A Woman of Uncertain Character: The Amorous and Radical Adventures of My Mother Jennie (Who Always Wanted to be a Respectable Jewish Mom) by Her Bastard Son by Clancy Sigal
In local sports journalism, I am referred to as a “homer,” someone who favors his hometown team—well, who isn’t? Being a Jew from Chicago who is a lefty (as in politically progressive), this memoir (the subtitle is a pretty good summary) by literary polymath Clancy Sigal sings to me as it takes place in Chicago and is about his “fast-talking, redhaired, sexy, unwed mother Jennie, a firebrand union organizer, and his roaring Oedipal rivalry with his mostly absent father Leo who carries a gun to social occasions.” Jonah Raskin observes,
Sigal grew up to become a celebrated writer, and A Woman of Uncertain Character offers a portrait of the artist as a young man. Oddly enough, however, he glosses over his literary life, and his love affair with British novelist Doris Lessing…Sigal carries on the tough-guy literary tradition of Chicago writers James T. Farrell, author of the Studs Lonigan trilogy, and Nelson Algren, author of The Man With the Golden Arm and A Walk on the Wild Side. Like Farrell and Algren, he makes no apology for his own wildness, his defiant sexuality or his street language. Something volatile and combative happens on almost every page, whether it’s a domestic quarrel, a street brawl or the famous 1938 boxing match between Joe Louis and the German Max Schmeling, when Louis knocked out Schmeling in the first round, and all the Sigals—and every anti-fascist in America—cheered wildly.

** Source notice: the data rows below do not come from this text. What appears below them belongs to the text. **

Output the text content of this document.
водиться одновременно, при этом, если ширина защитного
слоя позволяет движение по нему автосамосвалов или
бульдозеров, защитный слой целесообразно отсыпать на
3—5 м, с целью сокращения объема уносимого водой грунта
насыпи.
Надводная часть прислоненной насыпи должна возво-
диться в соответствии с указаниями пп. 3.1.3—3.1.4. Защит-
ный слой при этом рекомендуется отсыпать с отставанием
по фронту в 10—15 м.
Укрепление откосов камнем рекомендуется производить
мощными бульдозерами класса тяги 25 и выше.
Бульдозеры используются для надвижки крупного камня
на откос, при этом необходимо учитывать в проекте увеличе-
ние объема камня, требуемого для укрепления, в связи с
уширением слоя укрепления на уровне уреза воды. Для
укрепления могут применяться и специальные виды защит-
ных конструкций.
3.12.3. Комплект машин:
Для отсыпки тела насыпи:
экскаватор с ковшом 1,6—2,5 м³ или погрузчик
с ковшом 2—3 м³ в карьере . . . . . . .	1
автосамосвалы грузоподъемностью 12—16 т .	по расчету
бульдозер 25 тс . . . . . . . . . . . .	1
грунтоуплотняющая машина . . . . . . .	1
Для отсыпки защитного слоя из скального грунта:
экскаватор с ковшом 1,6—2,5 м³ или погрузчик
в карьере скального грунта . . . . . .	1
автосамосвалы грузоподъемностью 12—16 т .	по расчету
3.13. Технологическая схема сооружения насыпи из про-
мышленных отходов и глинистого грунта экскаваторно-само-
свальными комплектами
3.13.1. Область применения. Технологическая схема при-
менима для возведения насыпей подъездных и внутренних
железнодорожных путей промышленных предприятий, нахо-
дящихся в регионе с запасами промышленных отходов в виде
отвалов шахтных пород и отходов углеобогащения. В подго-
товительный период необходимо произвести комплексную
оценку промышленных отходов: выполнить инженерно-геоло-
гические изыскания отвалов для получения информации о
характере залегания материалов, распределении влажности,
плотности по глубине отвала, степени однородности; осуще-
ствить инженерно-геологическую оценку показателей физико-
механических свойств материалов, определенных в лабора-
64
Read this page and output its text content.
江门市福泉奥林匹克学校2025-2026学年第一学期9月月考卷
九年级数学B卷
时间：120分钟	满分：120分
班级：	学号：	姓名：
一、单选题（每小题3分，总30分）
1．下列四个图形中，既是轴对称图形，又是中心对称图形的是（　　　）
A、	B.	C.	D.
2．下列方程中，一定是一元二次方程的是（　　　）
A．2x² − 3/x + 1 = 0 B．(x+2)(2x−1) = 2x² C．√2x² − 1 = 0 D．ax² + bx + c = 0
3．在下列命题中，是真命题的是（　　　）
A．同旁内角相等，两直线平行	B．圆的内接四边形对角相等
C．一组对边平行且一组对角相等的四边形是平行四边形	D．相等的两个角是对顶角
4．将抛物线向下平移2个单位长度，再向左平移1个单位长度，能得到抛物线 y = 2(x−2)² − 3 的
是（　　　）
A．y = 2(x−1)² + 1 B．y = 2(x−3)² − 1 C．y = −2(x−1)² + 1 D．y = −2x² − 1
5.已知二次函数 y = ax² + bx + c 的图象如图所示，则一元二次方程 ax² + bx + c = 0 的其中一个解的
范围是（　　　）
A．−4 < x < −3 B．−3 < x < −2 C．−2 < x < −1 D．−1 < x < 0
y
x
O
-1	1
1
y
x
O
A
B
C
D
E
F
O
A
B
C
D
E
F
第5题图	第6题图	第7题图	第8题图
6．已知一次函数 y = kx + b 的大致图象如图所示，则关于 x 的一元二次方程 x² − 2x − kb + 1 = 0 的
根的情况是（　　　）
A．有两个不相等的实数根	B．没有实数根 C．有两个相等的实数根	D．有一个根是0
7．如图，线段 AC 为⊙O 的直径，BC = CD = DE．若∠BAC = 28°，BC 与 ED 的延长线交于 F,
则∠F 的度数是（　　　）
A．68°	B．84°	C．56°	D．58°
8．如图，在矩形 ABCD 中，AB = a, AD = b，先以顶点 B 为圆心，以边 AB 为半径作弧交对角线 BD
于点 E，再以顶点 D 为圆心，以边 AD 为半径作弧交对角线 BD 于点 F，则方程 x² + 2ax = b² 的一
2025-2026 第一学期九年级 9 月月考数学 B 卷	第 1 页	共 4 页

» Read an excerpt from A Woman of Uncertain Character

A Farewell to Arms (Unabridged) by Ernest Hemingway, read by John Slattery
No doubt you have heard of Ernest Hemingway. (OK, OK—allow me my small barbs aimed the Paris Hilton/Tom Cruise-crazed culture.) There is a new series of Hemingway audio texts, including this, his classic of classics, A Farewell to Arms. And to reiterate my feelings on audio books, they are not to be seen as substitutes—simply an additional iteration like the movie.